Julia Krajewskis WM-Pferd Chipmunk geht an Michael Jung

Aachen – CHIO 2018

Julia Krajewski und Chipmunk beim CHIO Aachen 2018, wo sie souverän siegten. (© www.sportfotos-lafrentz.de)

Das Gerücht ging schon länger um, nun ist es offiziell: Julia Krajewskis Aachen-Sieger Chipmunk wurde verkauft und wird in Zukunft von Michael Jung geritten.

Ende Oktober lief der bislang bestehende Vertrag zwischen Chipmunks Züchter und Besitzer, Dr. Hilmer Meyer-Kulenkampff, und Julia Krajewski aus. Aus persönlichen Gründen wollte Meyer-Kulenkampff die große Verantwortung für das Spitzenpferd nicht mehr tragen und entschied sich darum, den nun elfjährigen Hannoveraner Contendro-Sohn zu verkaufen. Er gehört nun anteilig dem Deutschen Olympiade-Komitee für Reiterei (DOKR), Professor Klaus Fischer und zu einem geringen Teil auch noch dem Züchter.
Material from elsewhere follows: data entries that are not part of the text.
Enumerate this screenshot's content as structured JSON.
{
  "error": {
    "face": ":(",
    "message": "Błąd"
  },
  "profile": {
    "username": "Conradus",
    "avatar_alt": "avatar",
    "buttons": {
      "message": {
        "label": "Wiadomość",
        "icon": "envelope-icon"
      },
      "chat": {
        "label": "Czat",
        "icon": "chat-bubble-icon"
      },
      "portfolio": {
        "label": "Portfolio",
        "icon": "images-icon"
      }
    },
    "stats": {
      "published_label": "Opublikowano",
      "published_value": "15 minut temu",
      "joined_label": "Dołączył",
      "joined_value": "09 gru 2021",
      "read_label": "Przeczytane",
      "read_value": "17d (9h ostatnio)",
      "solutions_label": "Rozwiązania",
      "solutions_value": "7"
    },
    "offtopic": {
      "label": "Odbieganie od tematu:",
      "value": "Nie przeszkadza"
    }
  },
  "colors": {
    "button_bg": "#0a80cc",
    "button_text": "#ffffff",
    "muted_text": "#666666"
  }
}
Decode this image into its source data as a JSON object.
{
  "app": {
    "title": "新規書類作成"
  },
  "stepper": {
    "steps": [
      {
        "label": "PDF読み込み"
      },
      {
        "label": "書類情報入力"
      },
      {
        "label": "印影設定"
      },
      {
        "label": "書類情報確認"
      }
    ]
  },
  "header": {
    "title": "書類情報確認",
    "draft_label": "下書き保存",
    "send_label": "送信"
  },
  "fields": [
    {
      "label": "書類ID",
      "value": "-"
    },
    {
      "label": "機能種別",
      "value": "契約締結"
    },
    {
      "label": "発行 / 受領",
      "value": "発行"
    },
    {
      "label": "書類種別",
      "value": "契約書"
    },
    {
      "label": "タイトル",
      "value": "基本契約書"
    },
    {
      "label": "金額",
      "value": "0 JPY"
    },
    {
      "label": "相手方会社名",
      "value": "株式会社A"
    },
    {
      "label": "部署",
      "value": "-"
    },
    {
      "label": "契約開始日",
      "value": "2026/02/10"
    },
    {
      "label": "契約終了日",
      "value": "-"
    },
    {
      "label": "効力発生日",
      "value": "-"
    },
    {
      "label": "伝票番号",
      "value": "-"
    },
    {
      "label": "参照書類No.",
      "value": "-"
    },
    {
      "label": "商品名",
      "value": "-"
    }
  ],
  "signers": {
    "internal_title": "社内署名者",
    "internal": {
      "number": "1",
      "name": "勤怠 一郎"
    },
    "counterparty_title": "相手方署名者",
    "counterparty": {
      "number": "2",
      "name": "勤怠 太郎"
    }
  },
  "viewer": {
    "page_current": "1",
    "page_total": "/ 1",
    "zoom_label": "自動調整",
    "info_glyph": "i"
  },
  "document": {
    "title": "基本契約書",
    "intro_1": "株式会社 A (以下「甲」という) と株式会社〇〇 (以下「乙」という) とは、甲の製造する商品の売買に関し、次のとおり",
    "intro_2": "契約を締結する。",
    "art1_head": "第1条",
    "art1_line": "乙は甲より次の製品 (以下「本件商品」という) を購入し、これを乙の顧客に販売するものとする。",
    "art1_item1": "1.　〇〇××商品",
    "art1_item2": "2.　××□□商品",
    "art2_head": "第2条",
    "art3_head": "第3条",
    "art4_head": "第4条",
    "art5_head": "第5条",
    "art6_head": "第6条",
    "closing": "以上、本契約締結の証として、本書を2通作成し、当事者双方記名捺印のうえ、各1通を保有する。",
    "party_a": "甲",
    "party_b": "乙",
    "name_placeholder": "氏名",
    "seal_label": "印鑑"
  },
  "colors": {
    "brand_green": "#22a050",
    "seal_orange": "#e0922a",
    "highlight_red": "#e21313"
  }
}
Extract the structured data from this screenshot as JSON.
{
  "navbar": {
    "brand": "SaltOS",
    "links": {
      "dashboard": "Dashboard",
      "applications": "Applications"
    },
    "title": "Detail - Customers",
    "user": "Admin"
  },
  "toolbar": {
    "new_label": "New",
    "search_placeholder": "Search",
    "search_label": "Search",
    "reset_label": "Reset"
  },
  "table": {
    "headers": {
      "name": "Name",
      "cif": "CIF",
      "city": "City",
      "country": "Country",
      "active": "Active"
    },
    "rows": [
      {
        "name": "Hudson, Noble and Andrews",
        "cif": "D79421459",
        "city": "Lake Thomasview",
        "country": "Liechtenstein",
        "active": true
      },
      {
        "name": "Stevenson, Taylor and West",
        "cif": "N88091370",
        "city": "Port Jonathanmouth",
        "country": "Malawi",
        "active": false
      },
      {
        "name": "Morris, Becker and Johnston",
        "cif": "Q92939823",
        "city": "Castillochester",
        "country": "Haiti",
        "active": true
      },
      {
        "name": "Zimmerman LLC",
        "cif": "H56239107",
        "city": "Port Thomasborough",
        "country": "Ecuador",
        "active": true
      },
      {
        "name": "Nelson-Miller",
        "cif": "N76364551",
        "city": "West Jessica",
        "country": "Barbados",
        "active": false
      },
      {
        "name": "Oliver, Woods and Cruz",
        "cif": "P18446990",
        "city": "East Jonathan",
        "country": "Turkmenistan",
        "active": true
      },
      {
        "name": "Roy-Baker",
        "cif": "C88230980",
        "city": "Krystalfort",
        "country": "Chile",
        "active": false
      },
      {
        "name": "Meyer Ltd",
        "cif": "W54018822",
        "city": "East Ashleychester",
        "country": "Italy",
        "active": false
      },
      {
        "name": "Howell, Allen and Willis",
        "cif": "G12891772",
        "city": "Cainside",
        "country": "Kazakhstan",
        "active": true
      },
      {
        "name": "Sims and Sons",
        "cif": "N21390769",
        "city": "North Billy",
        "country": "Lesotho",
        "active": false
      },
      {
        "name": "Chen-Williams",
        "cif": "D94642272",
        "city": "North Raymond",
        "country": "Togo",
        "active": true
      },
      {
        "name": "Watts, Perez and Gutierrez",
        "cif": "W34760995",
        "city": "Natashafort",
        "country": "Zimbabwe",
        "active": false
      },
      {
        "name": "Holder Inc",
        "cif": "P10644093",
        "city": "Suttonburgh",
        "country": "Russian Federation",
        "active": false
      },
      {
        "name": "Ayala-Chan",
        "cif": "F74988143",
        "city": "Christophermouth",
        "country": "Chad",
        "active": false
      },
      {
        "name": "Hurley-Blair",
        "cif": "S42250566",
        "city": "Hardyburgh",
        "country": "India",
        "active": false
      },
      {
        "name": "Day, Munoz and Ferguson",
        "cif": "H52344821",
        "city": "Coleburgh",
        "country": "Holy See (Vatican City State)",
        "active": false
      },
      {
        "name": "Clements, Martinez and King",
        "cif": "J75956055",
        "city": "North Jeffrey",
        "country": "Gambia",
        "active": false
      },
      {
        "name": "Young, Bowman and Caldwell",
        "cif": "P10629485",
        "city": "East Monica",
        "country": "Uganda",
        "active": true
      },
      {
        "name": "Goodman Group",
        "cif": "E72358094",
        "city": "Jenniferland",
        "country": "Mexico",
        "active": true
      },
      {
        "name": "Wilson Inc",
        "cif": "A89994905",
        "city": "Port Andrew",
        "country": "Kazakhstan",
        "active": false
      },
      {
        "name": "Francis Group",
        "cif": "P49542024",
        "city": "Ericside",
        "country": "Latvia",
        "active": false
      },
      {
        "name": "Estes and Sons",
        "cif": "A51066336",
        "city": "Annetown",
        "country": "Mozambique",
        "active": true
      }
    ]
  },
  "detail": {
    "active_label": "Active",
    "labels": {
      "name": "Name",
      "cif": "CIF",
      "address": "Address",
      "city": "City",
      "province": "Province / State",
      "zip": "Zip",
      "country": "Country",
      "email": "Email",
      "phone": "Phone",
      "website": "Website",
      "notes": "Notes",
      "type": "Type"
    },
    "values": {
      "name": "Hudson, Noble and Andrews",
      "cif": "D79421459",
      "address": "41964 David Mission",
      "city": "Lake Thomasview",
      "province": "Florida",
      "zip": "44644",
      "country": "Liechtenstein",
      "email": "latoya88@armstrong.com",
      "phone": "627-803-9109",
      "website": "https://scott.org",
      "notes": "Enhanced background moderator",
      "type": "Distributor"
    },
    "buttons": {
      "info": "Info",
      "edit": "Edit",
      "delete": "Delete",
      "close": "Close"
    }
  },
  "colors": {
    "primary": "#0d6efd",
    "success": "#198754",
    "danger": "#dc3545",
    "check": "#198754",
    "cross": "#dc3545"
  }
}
Im Gespräch mit St.GEORG sagte Chipmunks Ausbilderin Julia Krajewski: „Für mich ist das sehr schwer. Natürlich ist es traurig, wenn ein Pferd den Stall verlässt – erst recht, wenn es eines ist, das man von klein auf hatte. Chip war immer ein bisschen unser Welpe im Stall. Ich bin stolz darauf, was aus ihm geworden ist.“

Auch könne sie die Entscheidung des Besitzers verstehen, aber: „Es war aus verschiedenen Gründen nicht möglich, Chip für mich zu sichern.“ Dementsprechend kommt nun der dreifache Olympiasieger Michael Jung in den Genuss, den talentierten Hannoveraner weiter reiten zu dürfen.

Von der Eignung bis nach Tryon

Julia Krajewski hatte Chipmunk schon bei seiner allerersten Prüfung geritten. Das war 2013 eine Eignungsprüfung mit Gelände. Noch im selben Jahr gewannen sie das Bundeschampionat der fünfjährigen Geländepferde. Ähnlich mustergültig ging die Karriere weiter.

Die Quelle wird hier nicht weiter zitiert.